Un día lluvioso, Emma volvía a casa con un sombrero de paja. Bajó del autobús. Cerca de la parada del autobús, junto al pequeño hotel
Diplomat
, había un hombre bajo la marquesina. Al pasar Emma, él preguntó si podía cobijarse debajo de su paraguas hasta la esquina de la próxima parada. Él llevaba un sombrero de paja. Le pasaba una cabeza a Emma, y más aún con el sombrero de paja, por lo que ella tuvo que levantar el paraguas. En lugar de sostener el paraguas, él la empujó hacia la lluvia y se metió la mano en el bolsillo. Él dijo: Cuando el agua hace burbujas, llueve durante días. Cuando su mujer falleció también llovía así. Él demoró el entierro dos días, pero la lluvia no cesó. Por la noche sacaba al aire libre las coronas, para que bebieran agua, pero eso no fue bueno para las flores, que se ahogaron y pudrieron. Después su voz se volvió resbaladiza y balbuceó algo que terminó con la frase: Mi mujer se casó con un ataúd.
Cuando Emma dijo que casarse era distinto que morir, él opinó que había que tener miedo de ambas cosas.

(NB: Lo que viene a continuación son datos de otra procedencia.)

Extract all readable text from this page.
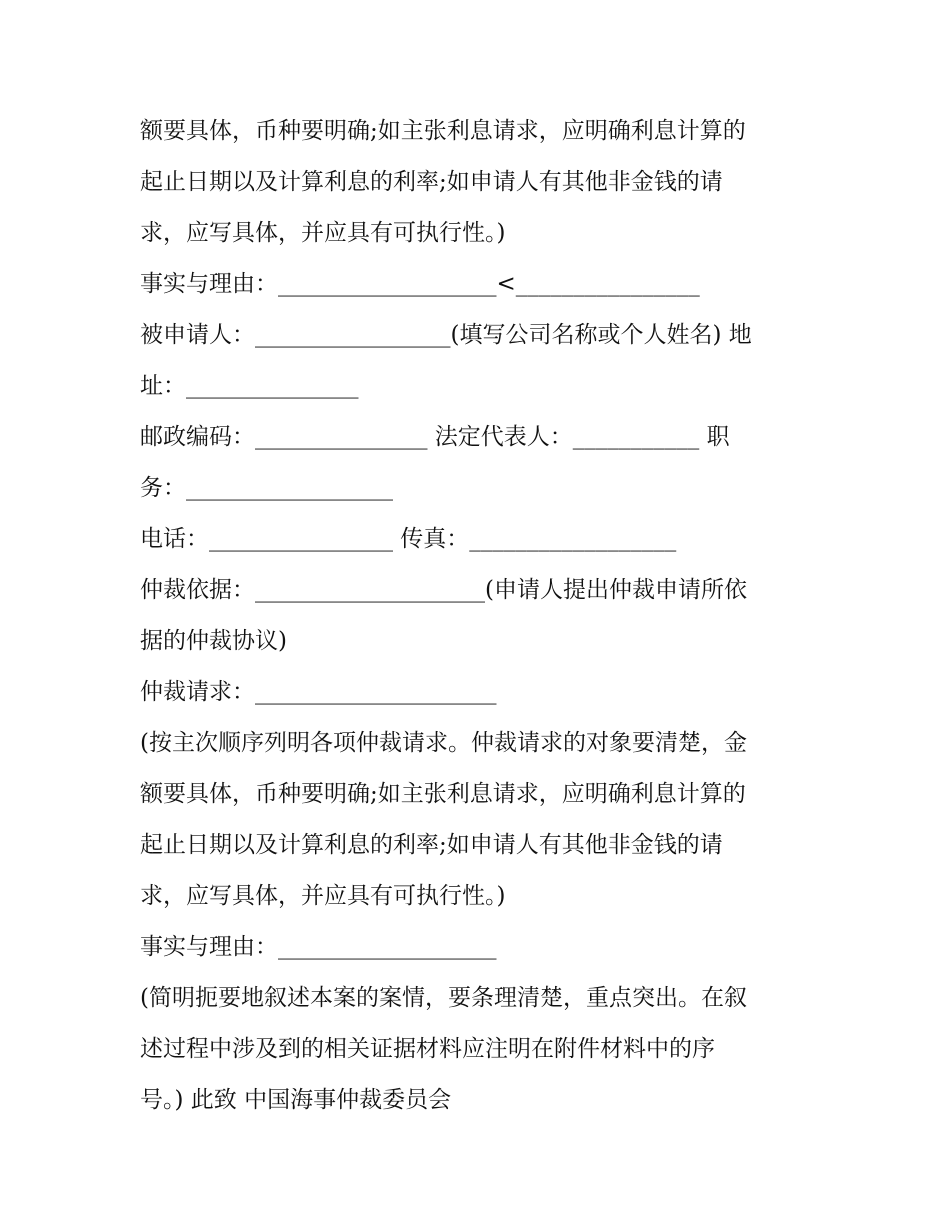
额要具体，币种要明确;如主张利息请求，应明确利息计算的
起止日期以及计算利息的利率;如申请人有其他非金钱的请
求，应写具体，并应具有可执行性。)
事实与理由：___________________<________________
被申请人：_________________(填写公司名称或个人姓名) 地
址：_______________
邮政编码：_______________ 法定代表人：___________ 职
务：__________________
电话：________________ 传真：__________________
仲裁依据：____________________(申请人提出仲裁申请所依
据的仲裁协议)
仲裁请求：_____________________
(按主次顺序列明各项仲裁请求。仲裁请求的对象要清楚，金
额要具体，币种要明确;如主张利息请求，应明确利息计算的
起止日期以及计算利息的利率;如申请人有其他非金钱的请
求，应写具体，并应具有可执行性。)
事实与理由：___________________
(简明扼要地叙述本案的案情，要条理清楚，重点突出。在叙
述过程中涉及到的相关证据材料应注明在附件材料中的序
号。) 此致 中国海事仲裁委员会
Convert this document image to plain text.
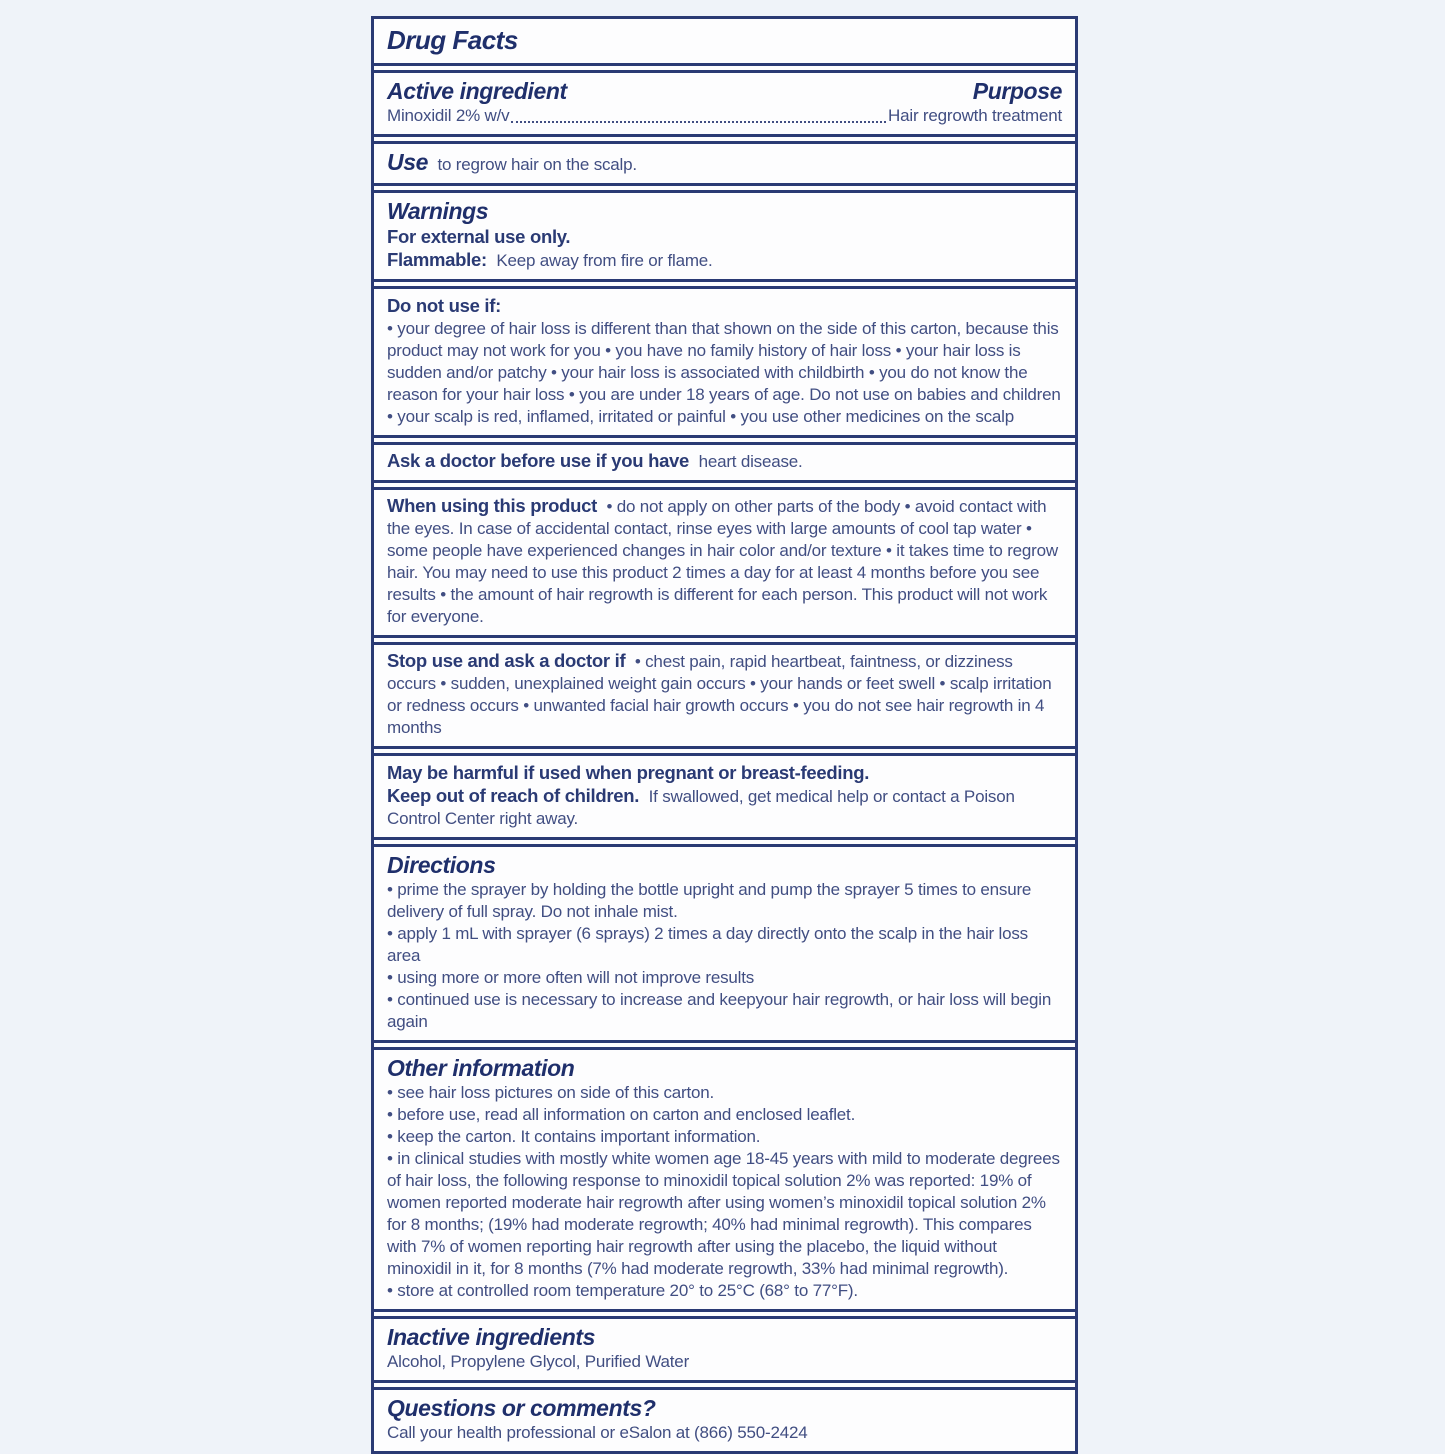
Drug Facts
Active ingredient	Purpose
Minoxidil 2% w/v	Hair regrowth treatment

Use to regrow hair on the scalp.

Warnings

For external use only.

Flammable: Keep away from fire or flame.

Do not use if:

• your degree of hair loss is different than that shown on the side of this carton, because this product may not work for you • you have no family history of hair loss • your hair loss is sudden and/or patchy • your hair loss is associated with childbirth • you do not know the reason for your hair loss • you are under 18 years of age. Do not use on babies and children • your scalp is red, inflamed, irritated or painful • you use other medicines on the scalp

Ask a doctor before use if you have heart disease.

When using this product • do not apply on other parts of the body • avoid contact with the eyes. In case of accidental contact, rinse eyes with large amounts of cool tap water • some people have experienced changes in hair color and/or texture • it takes time to regrow hair. You may need to use this product 2 times a day for at least 4 months before you see results • the amount of hair regrowth is different for each person. This product will not work for everyone.

Stop use and ask a doctor if • chest pain, rapid heartbeat, faintness, or dizziness occurs • sudden, unexplained weight gain occurs • your hands or feet swell • scalp irritation or redness occurs • unwanted facial hair growth occurs • you do not see hair regrowth in 4 months

May be harmful if used when pregnant or breast-feeding.

Keep out of reach of children. If swallowed, get medical help or contact a Poison Control Center right away.

Directions

• prime the sprayer by holding the bottle upright and pump the sprayer 5 times to ensure delivery of full spray. Do not inhale mist.

• apply 1 mL with sprayer (6 sprays) 2 times a day directly onto the scalp in the hair loss area

• using more or more often will not improve results

• continued use is necessary to increase and keepyour hair regrowth, or hair loss will begin again

Other information

• see hair loss pictures on side of this carton.

• before use, read all information on carton and enclosed leaflet.

• keep the carton. It contains important information.

• in clinical studies with mostly white women age 18-45 years with mild to moderate degrees of hair loss, the following response to minoxidil topical solution 2% was reported: 19% of women reported moderate hair regrowth after using women’s minoxidil topical solution 2% for 8 months; (19% had moderate regrowth; 40% had minimal regrowth). This compares with 7% of women reporting hair regrowth after using the placebo, the liquid without minoxidil in it, for 8 months (7% had moderate regrowth, 33% had minimal regrowth).

• store at controlled room temperature 20° to 25°C (68° to 77°F).

Inactive ingredients

Alcohol, Propylene Glycol, Purified Water

Questions or comments?

Call your health professional or eSalon at (866) 550-2424
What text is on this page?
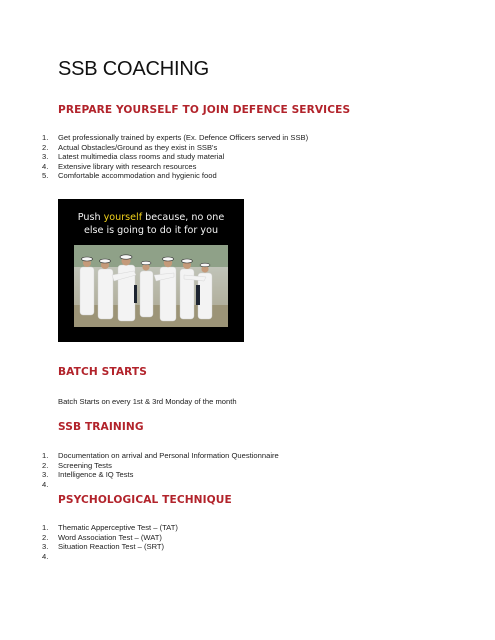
SSB COACHING
PREPARE YOURSELF TO JOIN DEFENCE SERVICES
1.	Get professionally trained by experts (Ex. Defence Officers served in SSB)
2.	Actual Obstacles/Ground as they exist in SSB's
3.	Latest multimedia class rooms and study material
4.	Extensive library with research resources
5.	Comfortable accommodation and hygienic food
Push yourself because, no one
else is going to do it for you
BATCH STARTS

Batch Starts on every 1st & 3rd Monday of the month

SSB TRAINING
1.	Documentation on arrival and Personal Information Questionnaire
2.	Screening Tests
3.	Intelligence & IQ Tests
4.
PSYCHOLOGICAL TECHNIQUE
1.	Thematic Apperceptive Test – (TAT)
2.	Word Association Test – (WAT)
3.	Situation Reaction Test – (SRT)
4.
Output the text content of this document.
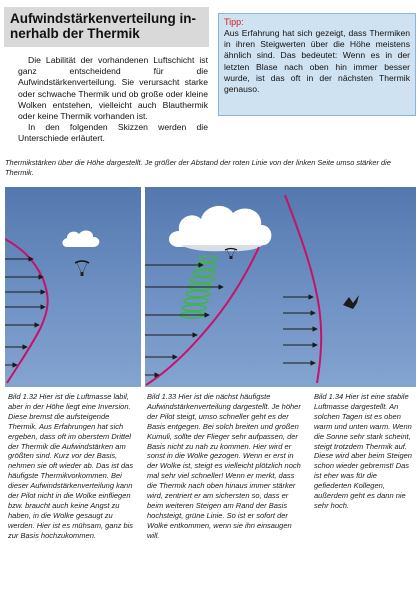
Aufwindstärkenverteilung in-
nerhalb der Thermik
Tipp:
Aus Erfahrung hat sich gezeigt, dass Thermiken in ihren Steigwerten über die Höhe meistens ähnlich sind. Das bedeutet: Wenn es in der letzten Blase nach oben hin immer besser wurde, ist das oft in der nächsten Thermik genauso.

Die Labilität der vorhandenen Luftschicht ist ganz entscheidend für die Aufwindstärkenverteilung. Sie verursacht starke oder schwache Thermik und ob große oder kleine Wolken entstehen, vielleicht auch Blauthermik oder keine Thermik vorhanden ist.

In den folgenden Skizzen werden die Unterschiede erläutert.

Thermikstärken über die Höhe dargestellt. Je größer der Abstand der roten Linie von der linken Seite umso stärker die Thermik.
Bild 1.32 Hier ist die Luftmasse labil, aber in der Höhe liegt eine Inversion. Diese bremst die aufsteigende Thermik. Aus Erfahrungen hat sich ergeben, dass oft im oberstem Drittel der Thermik die Aufwindstärken am größten sind. Kurz vor der Basis, nehmen sie oft wieder ab. Das ist das häufigste Thermikvorkommen. Bei dieser Aufwindstärkenverteilung kann der Pilot nicht in die Wolke einfliegen bzw. braucht auch keine Angst zu haben, in die Wolke gesaugt zu werden. Hier ist es mühsam, ganz bis zur Basis hochzukommen.
Bild 1.33 Hier ist die nächst häufigste Aufwindstärkenverteilung dargestellt. Je höher der Pilot steigt, umso schneller geht es der Basis entgegen. Bei solch breiten und großen Kumuli, sollte der Flieger sehr aufpassen, der Basis nicht zu nah zu kommen. Hier wird er sonst in die Wolke gezogen. Wenn er erst in der Wolke ist, steigt es vielleicht plötzlich noch mal sehr viel schneller! Wenn er merkt, dass die Thermik nach oben hinaus immer stärker wird, zentriert er am sichersten so, dass er beim weiteren Steigen am Rand der Basis hochsteigt, grüne Linie. So ist er sofort der Wolke entkommen, wenn sie ihn einsaugen will.
Bild 1.34 Hier ist eine stabile Luftmasse dargestellt. An solchen Tagen ist es oben warm und unten warm. Wenn die Sonne sehr stark scheint, steigt trotzdem Thermik auf. Diese wird aber beim Steigen schon wieder gebremst! Das ist eher was für die gefiederten Kollegen, außerdem geht es dann nie sehr hoch.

Cuando Emma preguntó por qué, él le exigió su cartera. Si no tendré que robar una en el autobús, repuso, a una frágil señora de antes de la guerra. Y no habrá nada dentro, salvo una foto de su marido muerto. Cuando se marchó a la carrera, su sombrero de paja voló hasta un charco. Emma le había dado su cartera al hombre. Él había dicho: No grites, o éste salta. Empuñaba un cuchillo.
Cuando Emma terminó la historia, añadió todavía la frase: El miedo no conoce perdón. Yo asentí.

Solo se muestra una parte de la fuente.